São Paulo - SP 11/09/2018 17h12

Realizar obras como as do Projeto SP Sem Fio afeta a rotina dos munícipes. A alternativa para diminuir os impactos é optar pelo Método Não Destrutivo (MND).

DINO

São Paulo é uma cidade muito conhecida por ser um grande centro econômico. Em meio a tantos prédios faz-se necessária a adoção de medidas que favoreçam ambientes mais verdes, de modo a promover qualidade de vida à população. Com esse intuito, foi promulgada pelo então prefeito José Serra a lei municipal nº 14.023, de 8 de julho de 2005, que dispõe sobre a obrigatoriedade de tornar subterrâneo todo o cabeamento instalado no município. O Projeto SP Sem Fio, como é chamado hoje, ainda tem um grande caminho a percorrer e os órgãos competentes deveriam avaliar a utilização do Método Não Destrutivo (MND) para a realização de tal serviço, de modo a prestar um serviço de qualidade, respeitando a população.

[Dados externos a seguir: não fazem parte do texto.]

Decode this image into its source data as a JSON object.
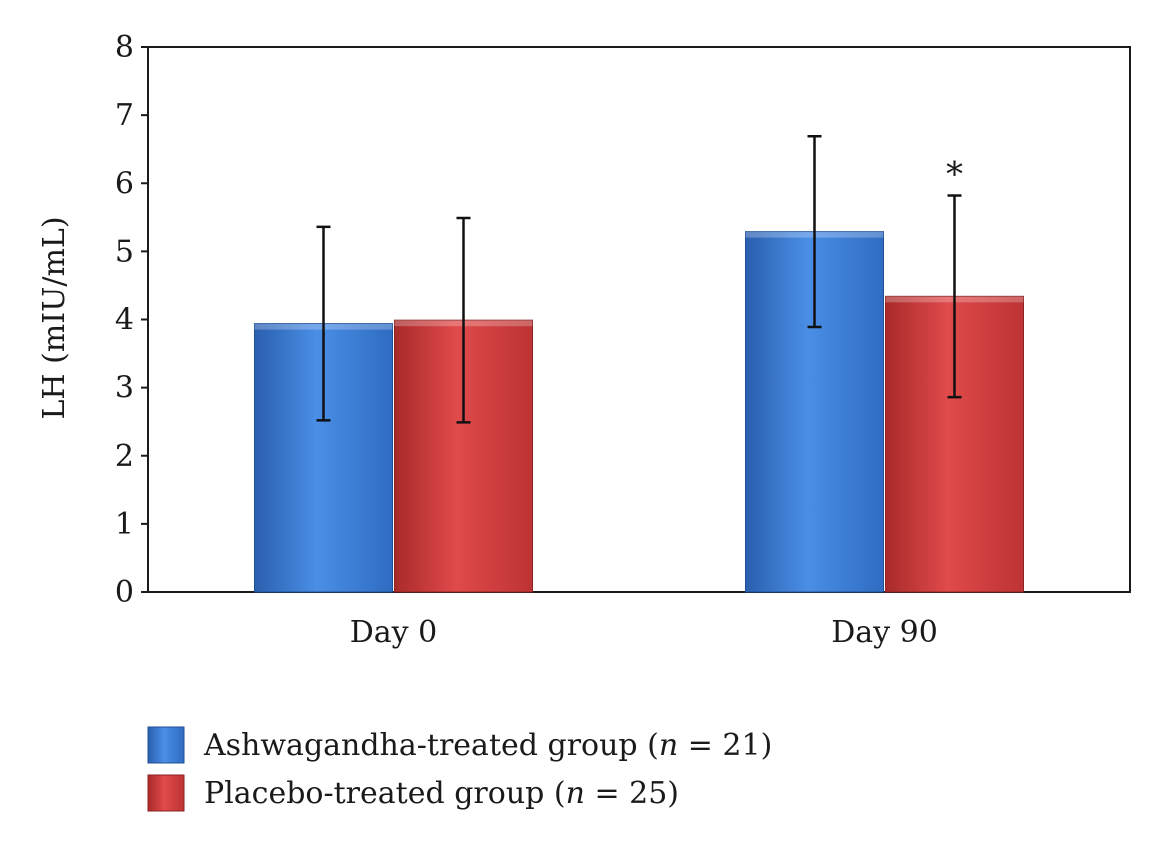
{
  "chart_data": {
    "type": "bar",
    "title": "",
    "xlabel": "",
    "ylabel": "LH (mIU/mL)",
    "categories": [
      "Day 0",
      "Day 90"
    ],
    "ylim": [
      0,
      8
    ],
    "yticks": [
      0,
      1,
      2,
      3,
      4,
      5,
      6,
      7,
      8
    ],
    "grid": false,
    "legend_position": "bottom-left",
    "series": [
      {
        "name": "Ashwagandha-treated group (n = 21)",
        "legend_parts": {
          "pre": "Ashwagandha-treated group (",
          "italic": "n",
          "post": " = 21)"
        },
        "color": "#3b7dd8",
        "values": [
          3.94,
          5.29
        ],
        "errors": [
          1.42,
          1.4
        ]
      },
      {
        "name": "Placebo-treated group (n = 25)",
        "legend_parts": {
          "pre": "Placebo-treated group (",
          "italic": "n",
          "post": " = 25)"
        },
        "color": "#d43d3d",
        "values": [
          3.99,
          4.34
        ],
        "errors": [
          1.5,
          1.48
        ]
      }
    ],
    "annotations": [
      {
        "category": "Day 90",
        "series": 1,
        "text": "*"
      }
    ]
  }
}
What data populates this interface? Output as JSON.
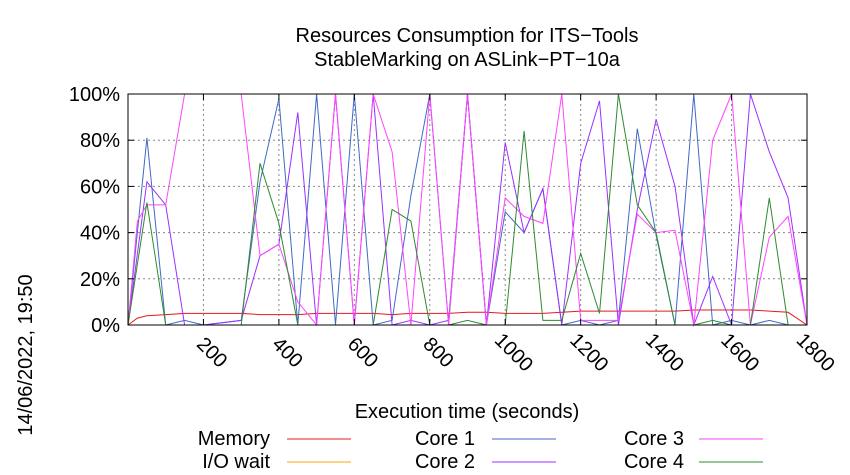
{
  "chart_data": {
    "type": "line",
    "title": "Resources Consumption for ITS−Tools",
    "subtitle": "StableMarking on ASLink−PT−10a",
    "xlabel": "Execution time (seconds)",
    "ylabel": "",
    "side_label": "14/06/2022, 19:50",
    "xlim": [
      0,
      1800
    ],
    "ylim": [
      0,
      100
    ],
    "x_ticks": [
      200,
      400,
      600,
      800,
      1000,
      1200,
      1400,
      1600,
      1800
    ],
    "y_ticks": [
      0,
      20,
      40,
      60,
      80,
      100
    ],
    "y_tick_labels": [
      "0%",
      "20%",
      "40%",
      "60%",
      "80%",
      "100%"
    ],
    "grid": true,
    "legend_position": "bottom",
    "series": [
      {
        "name": "Memory",
        "color": "#e41a1c",
        "x": [
          0,
          25,
          50,
          100,
          150,
          200,
          250,
          300,
          350,
          400,
          450,
          500,
          550,
          600,
          650,
          700,
          750,
          800,
          850,
          900,
          950,
          1000,
          1050,
          1100,
          1150,
          1200,
          1250,
          1300,
          1350,
          1400,
          1450,
          1500,
          1550,
          1600,
          1650,
          1700,
          1750,
          1800
        ],
        "y": [
          0,
          3,
          4,
          4.5,
          5,
          5,
          5,
          5,
          4.5,
          4.5,
          4.5,
          5,
          5,
          5,
          5,
          4.5,
          5,
          5,
          5,
          5.5,
          5.5,
          5,
          5,
          5,
          5.5,
          6,
          6,
          6,
          6,
          6,
          6,
          6.5,
          6.5,
          6.5,
          6.5,
          6,
          5.5,
          0
        ]
      },
      {
        "name": "I/O wait",
        "color": "#ffa500",
        "x": [
          0,
          1800
        ],
        "y": [
          0,
          0
        ]
      },
      {
        "name": "Core 1",
        "color": "#4169c4",
        "x": [
          0,
          50,
          100,
          150,
          200,
          300,
          350,
          400,
          450,
          500,
          550,
          600,
          650,
          700,
          750,
          800,
          850,
          900,
          950,
          1000,
          1050,
          1100,
          1150,
          1200,
          1250,
          1300,
          1350,
          1400,
          1450,
          1500,
          1550,
          1600,
          1650,
          1700,
          1750,
          1800
        ],
        "y": [
          0,
          81,
          0,
          2,
          0,
          2,
          62,
          98,
          0,
          100,
          0,
          100,
          0,
          2,
          56,
          100,
          0,
          100,
          0,
          49,
          40,
          59,
          0,
          2,
          0,
          2,
          85,
          39,
          0,
          100,
          0,
          2,
          0,
          2,
          0,
          0
        ]
      },
      {
        "name": "Core 2",
        "color": "#9b30ff",
        "x": [
          0,
          50,
          100,
          150,
          200,
          300,
          350,
          400,
          450,
          500,
          550,
          600,
          650,
          700,
          750,
          800,
          850,
          900,
          950,
          1000,
          1050,
          1100,
          1150,
          1200,
          1250,
          1300,
          1350,
          1400,
          1450,
          1500,
          1550,
          1600,
          1650,
          1700,
          1750,
          1800
        ],
        "y": [
          0,
          62,
          52,
          0,
          0,
          2,
          30,
          35,
          92,
          0,
          100,
          0,
          100,
          0,
          2,
          0,
          2,
          100,
          0,
          79,
          40,
          59,
          0,
          70,
          97,
          0,
          50,
          89,
          60,
          0,
          21,
          0,
          100,
          75,
          55,
          0
        ]
      },
      {
        "name": "Core 3",
        "color": "#ff44ff",
        "x": [
          0,
          25,
          50,
          100,
          150,
          200,
          300,
          350,
          400,
          450,
          500,
          550,
          600,
          650,
          700,
          750,
          800,
          850,
          900,
          950,
          1000,
          1050,
          1100,
          1150,
          1200,
          1250,
          1300,
          1350,
          1400,
          1450,
          1500,
          1550,
          1600,
          1650,
          1700,
          1750,
          1800
        ],
        "y": [
          0,
          45,
          52,
          52,
          100,
          100,
          100,
          30,
          35,
          10,
          0,
          100,
          0,
          100,
          75,
          0,
          100,
          0,
          100,
          0,
          55,
          47,
          44,
          100,
          2,
          2,
          2,
          48,
          40,
          41,
          0,
          80,
          100,
          0,
          38,
          47,
          0
        ]
      },
      {
        "name": "Core 4",
        "color": "#2e8b2e",
        "x": [
          0,
          50,
          100,
          150,
          200,
          300,
          350,
          400,
          450,
          500,
          550,
          600,
          650,
          700,
          750,
          800,
          850,
          900,
          950,
          1000,
          1050,
          1100,
          1150,
          1200,
          1250,
          1300,
          1350,
          1400,
          1450,
          1500,
          1550,
          1600,
          1650,
          1700,
          1750,
          1800
        ],
        "y": [
          0,
          53,
          0,
          0,
          0,
          0,
          70,
          44,
          0,
          0,
          0,
          0,
          0,
          50,
          45,
          0,
          0,
          2,
          0,
          0,
          84,
          2,
          2,
          31,
          5,
          100,
          52,
          40,
          0,
          0,
          2,
          0,
          0,
          55,
          0,
          0
        ]
      }
    ]
  }
}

A lei determina que sejam enterrados cabos de rede elétrica, telefonia, TV a cabo e afins. A nova forma de iluminação pública, em substituição ao modelo atual, fica sob responsabilidade do Poder Executivo e nos locais onde forem removidos os postes é preciso realizar o plantio de árvores. Diante do tempo de promulgação da lei e sua obrigatoriedade de cumprimento, o prefeito João Doria assinou em agosto de 2017 uma parceria com a Eletropaulo e empresas de telecomunicações para a implantação do Projeto SP Sem Fio. A intenção era fazer com que as empresas custeassem as obras em pontos previamente determinados, em especial no centro da cidade. Realizar o serviço por Método Não Destrutivo (MND) certamente traria menos impactos negativos à população, que ficaria muito mais satisfeita com o trabalho. O custo-benefício também é muito vantajoso, sendo o método um aliado das empresas contratantes.

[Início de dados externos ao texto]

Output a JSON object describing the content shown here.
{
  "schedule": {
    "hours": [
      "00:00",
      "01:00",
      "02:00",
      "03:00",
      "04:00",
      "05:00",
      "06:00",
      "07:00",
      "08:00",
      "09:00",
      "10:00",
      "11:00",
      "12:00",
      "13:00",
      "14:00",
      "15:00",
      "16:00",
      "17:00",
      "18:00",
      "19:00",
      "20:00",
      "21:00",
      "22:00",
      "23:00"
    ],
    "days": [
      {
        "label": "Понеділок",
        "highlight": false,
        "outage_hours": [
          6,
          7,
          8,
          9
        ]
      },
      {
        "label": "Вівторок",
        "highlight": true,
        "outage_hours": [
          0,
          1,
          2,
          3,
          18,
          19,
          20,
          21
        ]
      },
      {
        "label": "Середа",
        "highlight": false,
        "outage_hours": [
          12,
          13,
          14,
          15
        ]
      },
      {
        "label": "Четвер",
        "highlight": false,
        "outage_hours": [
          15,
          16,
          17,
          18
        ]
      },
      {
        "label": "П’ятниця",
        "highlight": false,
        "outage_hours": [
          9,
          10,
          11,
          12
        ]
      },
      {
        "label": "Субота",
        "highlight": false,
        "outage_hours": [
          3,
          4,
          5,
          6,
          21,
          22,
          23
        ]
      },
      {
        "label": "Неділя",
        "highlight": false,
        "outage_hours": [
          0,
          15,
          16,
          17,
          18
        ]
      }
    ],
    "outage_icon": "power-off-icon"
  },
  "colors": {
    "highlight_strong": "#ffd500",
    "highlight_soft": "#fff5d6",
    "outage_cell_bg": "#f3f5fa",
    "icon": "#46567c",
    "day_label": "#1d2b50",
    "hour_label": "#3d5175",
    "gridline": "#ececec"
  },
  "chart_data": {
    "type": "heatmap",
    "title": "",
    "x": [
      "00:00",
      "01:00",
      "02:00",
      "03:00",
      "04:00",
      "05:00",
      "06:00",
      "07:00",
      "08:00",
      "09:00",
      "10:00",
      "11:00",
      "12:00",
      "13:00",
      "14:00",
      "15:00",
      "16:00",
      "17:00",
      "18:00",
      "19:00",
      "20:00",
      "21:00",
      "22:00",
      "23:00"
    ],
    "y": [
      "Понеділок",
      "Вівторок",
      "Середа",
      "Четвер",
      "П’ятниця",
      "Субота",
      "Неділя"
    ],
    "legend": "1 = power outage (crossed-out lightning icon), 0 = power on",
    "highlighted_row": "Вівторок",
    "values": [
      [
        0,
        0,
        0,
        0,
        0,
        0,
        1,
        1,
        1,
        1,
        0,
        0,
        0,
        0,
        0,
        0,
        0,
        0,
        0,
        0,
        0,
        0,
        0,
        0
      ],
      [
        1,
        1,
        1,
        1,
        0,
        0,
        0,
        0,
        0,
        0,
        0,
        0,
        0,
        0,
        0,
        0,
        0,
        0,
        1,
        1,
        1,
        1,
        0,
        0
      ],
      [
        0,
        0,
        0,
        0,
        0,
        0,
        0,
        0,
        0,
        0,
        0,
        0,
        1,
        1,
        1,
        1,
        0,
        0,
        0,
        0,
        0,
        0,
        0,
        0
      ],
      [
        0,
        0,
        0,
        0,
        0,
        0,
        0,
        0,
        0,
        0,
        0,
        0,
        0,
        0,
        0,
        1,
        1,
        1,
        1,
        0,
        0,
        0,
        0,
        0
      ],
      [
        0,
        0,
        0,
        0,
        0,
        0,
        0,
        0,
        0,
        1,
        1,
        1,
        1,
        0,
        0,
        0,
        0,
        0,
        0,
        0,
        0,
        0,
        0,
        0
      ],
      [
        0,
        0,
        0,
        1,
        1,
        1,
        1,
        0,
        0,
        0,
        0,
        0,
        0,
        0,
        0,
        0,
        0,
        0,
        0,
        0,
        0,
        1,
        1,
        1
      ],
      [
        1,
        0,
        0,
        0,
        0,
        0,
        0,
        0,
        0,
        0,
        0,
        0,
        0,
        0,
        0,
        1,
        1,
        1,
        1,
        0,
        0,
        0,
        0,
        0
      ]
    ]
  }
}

O cabeamento subterrâneo é muito interessante por diversos fatores, entre eles, a segurança dos moradores. Uma vez que as redes são instaladas de forma subterrânea, os riscos de curto-circuito diminuem e a qualidade do serviço aumenta, pois os danos por influências externas são minimizados. Outro fator relevante para ser levado em consideração, é a alternativa à poluição visual, preservando os espaços urbanos, de modo a proporcionar qualidade de vida. Visando reduzir custos futuros, além de incentivar a preservação e criação de novas áreas verdes, o Método Não Destrutivo (MND) apresenta inúmeros benefícios.

Realizar obras públicas de grande proporção, como o Projeto SP Sem Fio, afeta a rotina dos munícipes. Desta forma, empresas atentas à implantação de novas tecnologias buscam alternativas que permitam um trabalho eficaz e com o mínimo impacto possível. A DRC , especialista em instalações subterrâneas, conta que a perfuração direcional por Método Não Destrutivo (MND) é capaz de permitir o trânsito seguro de pessoas e de veículos pelo local, sem que seja necessário movimentar muitos equipamentos. "Os procedimentos previstos em lei precisam de qualquer maneira ser cumpridos, mas quando realizados de maneira simples, objetiva e sem transtornos, demonstra um respeito ainda maior pelos moradores", reforça Rogério Pagni, diretor de operações da DRC.

O principal objetivo do Projeto SP Sem Fio é eliminar os postes e tornar os espaços mais limpos, bonitos e seguros para a população. A primeira etapa foi iniciada no final do ano passado e entregue só em março deste ano. No total, até o momento, foram enterrados 30 km de cabos aéreos e 102 postes removidos de 14 vias.